Establish and communicate a winning vision, company values, structures and systems. Develop, build, mentor and manage a strong accountable management team. Be dynamic, inspiring, innovative and motivational.

4. Develop & Enforce Systems, Strategy & Organizational Structure

For the major departments that keep your business operating, set forth and align on both strategy and structure:

  • Management — Develop, maintain and enforce written systems, structure, strategy and regular meetings
  • Financial management — Professional accounting systems, reports, job cost tracking and controls
  • Construction — Professional systems, standards, processes and procedures produce contract conformance and consistent results
  • Administration — Professional company systems, human resources and leading-edge technology and software

5. Develop & Maintain Top Talent

Be a winning coach, mentor and manager by building a great place to work that attracts, recruits, hires, trains, mentors, promotes and retains top talent. Monitor and periodically update your written organizational chart, and enforce job descriptions, emphasizing the clear accountabilities, responsibilities and chain of command for each position. Put the right people in the right positions with the right talent to handle the current and future workload. Manage and hold people accountable and delegate versus do.

6. Maintain Steady Growth

Place a clear focus on growth. Generate, sell, and negotiate with high-margin customers and new opportunities via differentiation and technical expertise. Develop and manage a winning bid and proposal strategy to maintain a high bid-hit-win ratio. Implement a proactive steps to enact new business development initiatives, customer retention goals, and a strong sales and marketing plan.

 

 

7. Provide Visionary Inspirational Leadership

Hold quarterly all-company meetings to build teamwork and communicate vision, results, strategy, values and identify future growth opportunities.
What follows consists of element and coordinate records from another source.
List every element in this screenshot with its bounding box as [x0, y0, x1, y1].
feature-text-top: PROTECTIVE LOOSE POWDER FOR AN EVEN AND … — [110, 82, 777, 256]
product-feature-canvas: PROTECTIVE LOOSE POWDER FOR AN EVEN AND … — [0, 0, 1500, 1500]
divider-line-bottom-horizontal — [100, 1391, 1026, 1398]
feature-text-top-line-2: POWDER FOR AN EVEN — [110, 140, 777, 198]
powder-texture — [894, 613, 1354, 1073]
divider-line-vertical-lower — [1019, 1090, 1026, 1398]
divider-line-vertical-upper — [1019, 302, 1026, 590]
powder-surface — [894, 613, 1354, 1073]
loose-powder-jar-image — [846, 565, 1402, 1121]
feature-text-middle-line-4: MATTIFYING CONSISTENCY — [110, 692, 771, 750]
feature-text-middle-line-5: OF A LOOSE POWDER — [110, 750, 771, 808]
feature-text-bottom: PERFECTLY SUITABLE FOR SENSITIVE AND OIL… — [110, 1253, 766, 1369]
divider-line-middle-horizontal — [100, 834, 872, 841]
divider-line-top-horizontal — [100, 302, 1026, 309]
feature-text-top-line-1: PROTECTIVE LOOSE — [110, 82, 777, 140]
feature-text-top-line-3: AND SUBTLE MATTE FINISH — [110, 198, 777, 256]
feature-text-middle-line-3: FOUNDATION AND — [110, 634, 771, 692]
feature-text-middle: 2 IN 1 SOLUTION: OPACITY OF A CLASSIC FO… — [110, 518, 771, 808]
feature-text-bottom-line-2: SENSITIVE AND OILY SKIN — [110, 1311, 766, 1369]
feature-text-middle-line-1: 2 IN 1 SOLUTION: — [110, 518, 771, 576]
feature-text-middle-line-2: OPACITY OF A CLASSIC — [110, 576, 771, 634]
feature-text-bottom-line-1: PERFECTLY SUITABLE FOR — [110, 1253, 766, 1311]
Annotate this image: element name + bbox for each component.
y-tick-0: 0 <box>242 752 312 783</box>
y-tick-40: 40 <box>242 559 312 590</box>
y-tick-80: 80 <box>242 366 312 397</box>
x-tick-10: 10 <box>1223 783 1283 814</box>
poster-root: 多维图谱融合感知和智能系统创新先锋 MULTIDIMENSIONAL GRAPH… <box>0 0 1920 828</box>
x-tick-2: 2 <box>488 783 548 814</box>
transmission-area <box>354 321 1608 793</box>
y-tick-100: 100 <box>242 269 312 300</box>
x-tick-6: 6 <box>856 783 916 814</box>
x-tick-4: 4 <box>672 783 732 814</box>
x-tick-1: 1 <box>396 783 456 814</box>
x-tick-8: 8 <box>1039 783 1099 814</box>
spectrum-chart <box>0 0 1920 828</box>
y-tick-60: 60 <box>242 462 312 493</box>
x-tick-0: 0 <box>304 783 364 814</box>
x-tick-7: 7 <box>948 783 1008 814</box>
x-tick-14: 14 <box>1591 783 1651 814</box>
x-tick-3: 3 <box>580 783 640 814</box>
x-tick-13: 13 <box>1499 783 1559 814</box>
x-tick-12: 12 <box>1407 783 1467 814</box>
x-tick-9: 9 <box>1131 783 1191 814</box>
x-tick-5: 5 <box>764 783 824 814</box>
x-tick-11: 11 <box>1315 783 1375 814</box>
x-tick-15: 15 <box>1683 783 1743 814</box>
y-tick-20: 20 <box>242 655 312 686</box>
Hold monthly management team meetings to review results, financials, project performance, workload requirements, company improvement initiatives, sales results, etc. Mentor, coach and speak with management team members regularly. Monitor talent and observe employee development and training programs. Recruit, hire, coach and mentor key people. Build an organization chart and job descriptions and ensure enforcement. Hold people accountable to utilize systems and achieve results.

 

Using this outline of what top contractors must do to build great companies, it is within your power to move past fear and inaction. In applying the above advice, consider the potential for growth that these changes can bring to your business. The next step is to decide what to focus on first to begin your journey to building a better company.